My new traveling companion and I got seats across the aisle from each other on the bus to Siem Reap, where she thinks there are plenty of opportunities for an English teacher to volunteer. We'll be visiting a school together this very day, and also a floating village. Today is shaping up to be another wonderful day.

2009 Tarnow, Poland
Neighbors
It has finally stopped snowing, though there is more snow on every surface I can see than I would have thought possible. The sky is a lavender color, gorgeous and strange. The crows are flying around and cawing at 5:45, half an hour earlier than I have ever seen them. I wonder if the snow light woke them up early.
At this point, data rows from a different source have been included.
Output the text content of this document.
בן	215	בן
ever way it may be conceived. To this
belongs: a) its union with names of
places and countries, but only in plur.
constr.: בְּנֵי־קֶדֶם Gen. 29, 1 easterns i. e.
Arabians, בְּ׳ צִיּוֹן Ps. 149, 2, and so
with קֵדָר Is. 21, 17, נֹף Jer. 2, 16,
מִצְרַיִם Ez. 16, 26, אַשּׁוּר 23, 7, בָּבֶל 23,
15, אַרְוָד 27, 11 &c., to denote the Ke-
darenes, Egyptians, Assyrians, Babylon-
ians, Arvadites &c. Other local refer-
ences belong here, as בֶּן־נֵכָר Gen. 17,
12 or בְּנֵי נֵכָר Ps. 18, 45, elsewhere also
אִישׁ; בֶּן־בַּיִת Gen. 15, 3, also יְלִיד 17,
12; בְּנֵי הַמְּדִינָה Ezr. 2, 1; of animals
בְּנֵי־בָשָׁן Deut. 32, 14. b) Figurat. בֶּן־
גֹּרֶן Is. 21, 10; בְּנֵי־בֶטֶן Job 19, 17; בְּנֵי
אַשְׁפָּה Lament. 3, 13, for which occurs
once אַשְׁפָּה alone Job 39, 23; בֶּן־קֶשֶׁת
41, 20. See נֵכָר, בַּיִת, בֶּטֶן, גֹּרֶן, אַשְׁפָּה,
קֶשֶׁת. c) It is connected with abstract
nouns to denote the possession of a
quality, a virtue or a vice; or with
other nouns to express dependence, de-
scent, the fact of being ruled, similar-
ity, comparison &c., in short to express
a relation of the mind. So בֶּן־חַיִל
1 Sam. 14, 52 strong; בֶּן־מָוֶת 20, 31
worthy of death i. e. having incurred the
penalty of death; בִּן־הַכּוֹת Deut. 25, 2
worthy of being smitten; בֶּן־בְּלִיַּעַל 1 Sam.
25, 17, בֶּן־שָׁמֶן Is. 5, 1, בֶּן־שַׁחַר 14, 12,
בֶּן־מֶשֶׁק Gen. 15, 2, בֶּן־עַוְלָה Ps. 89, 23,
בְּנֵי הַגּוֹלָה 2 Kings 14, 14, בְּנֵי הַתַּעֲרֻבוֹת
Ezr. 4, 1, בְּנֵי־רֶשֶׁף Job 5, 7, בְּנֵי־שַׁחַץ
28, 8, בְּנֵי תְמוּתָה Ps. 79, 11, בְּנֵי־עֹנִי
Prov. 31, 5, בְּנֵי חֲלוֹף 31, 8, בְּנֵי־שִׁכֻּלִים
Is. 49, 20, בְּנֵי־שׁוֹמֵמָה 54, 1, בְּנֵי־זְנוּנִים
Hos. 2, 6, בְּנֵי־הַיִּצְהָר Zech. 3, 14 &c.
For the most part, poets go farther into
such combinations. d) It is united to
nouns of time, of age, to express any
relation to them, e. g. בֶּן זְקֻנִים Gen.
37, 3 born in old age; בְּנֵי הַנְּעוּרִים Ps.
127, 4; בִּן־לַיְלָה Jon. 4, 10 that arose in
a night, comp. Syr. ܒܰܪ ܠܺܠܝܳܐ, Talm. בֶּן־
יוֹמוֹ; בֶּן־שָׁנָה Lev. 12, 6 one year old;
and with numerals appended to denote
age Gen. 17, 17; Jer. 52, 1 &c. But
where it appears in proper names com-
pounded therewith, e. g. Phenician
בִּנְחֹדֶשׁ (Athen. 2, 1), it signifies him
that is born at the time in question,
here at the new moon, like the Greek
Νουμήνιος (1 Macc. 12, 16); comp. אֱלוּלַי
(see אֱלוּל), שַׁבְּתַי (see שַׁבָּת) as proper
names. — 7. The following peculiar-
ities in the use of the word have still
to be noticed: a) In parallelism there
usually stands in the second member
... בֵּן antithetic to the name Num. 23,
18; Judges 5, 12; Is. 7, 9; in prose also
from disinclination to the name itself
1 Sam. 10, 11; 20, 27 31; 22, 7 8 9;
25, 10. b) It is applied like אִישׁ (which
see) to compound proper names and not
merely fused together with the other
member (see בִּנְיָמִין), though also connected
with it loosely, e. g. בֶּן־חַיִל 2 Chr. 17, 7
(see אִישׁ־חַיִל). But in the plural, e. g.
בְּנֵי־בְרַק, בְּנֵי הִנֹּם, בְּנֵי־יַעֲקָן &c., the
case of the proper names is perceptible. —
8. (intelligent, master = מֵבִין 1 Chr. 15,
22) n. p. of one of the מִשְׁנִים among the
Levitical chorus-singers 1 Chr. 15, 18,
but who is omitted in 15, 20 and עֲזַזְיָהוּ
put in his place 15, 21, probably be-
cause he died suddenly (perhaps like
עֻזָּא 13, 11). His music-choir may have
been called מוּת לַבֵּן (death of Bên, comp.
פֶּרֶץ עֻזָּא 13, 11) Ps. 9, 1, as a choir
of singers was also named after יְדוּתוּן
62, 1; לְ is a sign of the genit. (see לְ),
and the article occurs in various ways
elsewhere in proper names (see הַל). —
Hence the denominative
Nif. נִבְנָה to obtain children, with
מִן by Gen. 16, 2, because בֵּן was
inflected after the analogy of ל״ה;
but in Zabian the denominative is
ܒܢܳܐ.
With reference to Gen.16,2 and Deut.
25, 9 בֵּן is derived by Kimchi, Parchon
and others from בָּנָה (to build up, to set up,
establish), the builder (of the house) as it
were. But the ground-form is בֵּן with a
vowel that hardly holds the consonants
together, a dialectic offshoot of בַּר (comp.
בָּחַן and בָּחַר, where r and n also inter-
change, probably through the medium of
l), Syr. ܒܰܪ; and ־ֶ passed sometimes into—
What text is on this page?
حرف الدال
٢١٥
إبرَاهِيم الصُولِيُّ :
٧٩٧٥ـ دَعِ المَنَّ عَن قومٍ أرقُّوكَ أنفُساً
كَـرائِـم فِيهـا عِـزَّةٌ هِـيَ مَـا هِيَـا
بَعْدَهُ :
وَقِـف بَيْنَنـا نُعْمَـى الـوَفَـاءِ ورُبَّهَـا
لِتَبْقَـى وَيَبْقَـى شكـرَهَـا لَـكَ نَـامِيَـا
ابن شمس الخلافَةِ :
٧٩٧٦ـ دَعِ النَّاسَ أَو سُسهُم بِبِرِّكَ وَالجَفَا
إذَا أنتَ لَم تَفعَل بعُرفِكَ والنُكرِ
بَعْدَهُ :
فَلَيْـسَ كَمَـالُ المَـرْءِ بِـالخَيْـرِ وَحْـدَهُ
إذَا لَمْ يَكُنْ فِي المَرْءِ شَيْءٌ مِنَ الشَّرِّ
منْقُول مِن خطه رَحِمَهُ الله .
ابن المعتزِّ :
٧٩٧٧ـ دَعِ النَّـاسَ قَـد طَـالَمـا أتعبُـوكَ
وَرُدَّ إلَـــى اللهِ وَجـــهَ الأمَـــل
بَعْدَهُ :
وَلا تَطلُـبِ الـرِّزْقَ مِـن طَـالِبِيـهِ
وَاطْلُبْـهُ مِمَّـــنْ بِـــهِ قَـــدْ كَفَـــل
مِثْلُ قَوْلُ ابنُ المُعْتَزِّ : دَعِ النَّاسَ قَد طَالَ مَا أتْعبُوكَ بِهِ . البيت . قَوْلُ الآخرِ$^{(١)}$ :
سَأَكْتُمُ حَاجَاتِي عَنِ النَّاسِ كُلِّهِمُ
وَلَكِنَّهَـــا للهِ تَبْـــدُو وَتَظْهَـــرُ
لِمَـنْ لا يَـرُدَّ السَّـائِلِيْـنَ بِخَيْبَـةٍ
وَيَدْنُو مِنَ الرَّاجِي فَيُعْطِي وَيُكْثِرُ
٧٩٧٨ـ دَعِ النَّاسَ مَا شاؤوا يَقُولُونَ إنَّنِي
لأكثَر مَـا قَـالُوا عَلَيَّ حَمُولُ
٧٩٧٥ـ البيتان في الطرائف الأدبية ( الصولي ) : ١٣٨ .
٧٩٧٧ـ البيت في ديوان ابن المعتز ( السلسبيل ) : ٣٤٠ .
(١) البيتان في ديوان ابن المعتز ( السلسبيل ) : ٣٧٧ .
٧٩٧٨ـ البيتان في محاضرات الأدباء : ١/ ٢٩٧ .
They are flying but not landing. I wonder if wherever they were before they flew here was uncomfortable, wonder if someone chased them away. One crow sat on a branch just outside my window yesterday afternoon, even ate some snow, but that was afternoon. Now a few crows are finally beginning to land in their old perching grounds, the tree across the street. But not many, and they aren’t staying long. I wonder if the branches are snowy; it's too dark over there to tell.
Temporary cats
I saw the strangest thing when I looked out the window yesterday evening: a couple out for a stroll in the snow, walking a cat on a leash. I had instant empathy for the poor creature - who was walking gracefully but uncomfortably - as I remembered how cats hate to get their feet wet.
Worldly goods
I went to the bookstore called Empik, where I splurged on the most gorgeous pencil case in all the world, complete with a picture of a mole who has just dug up a mirror and is looking happily at himself (the mole's attire suggests a male). And I bought a copy of Pillars of the Earth. It cost one hour’s work, and because it is more than a thousand pages long, the price per word is very low.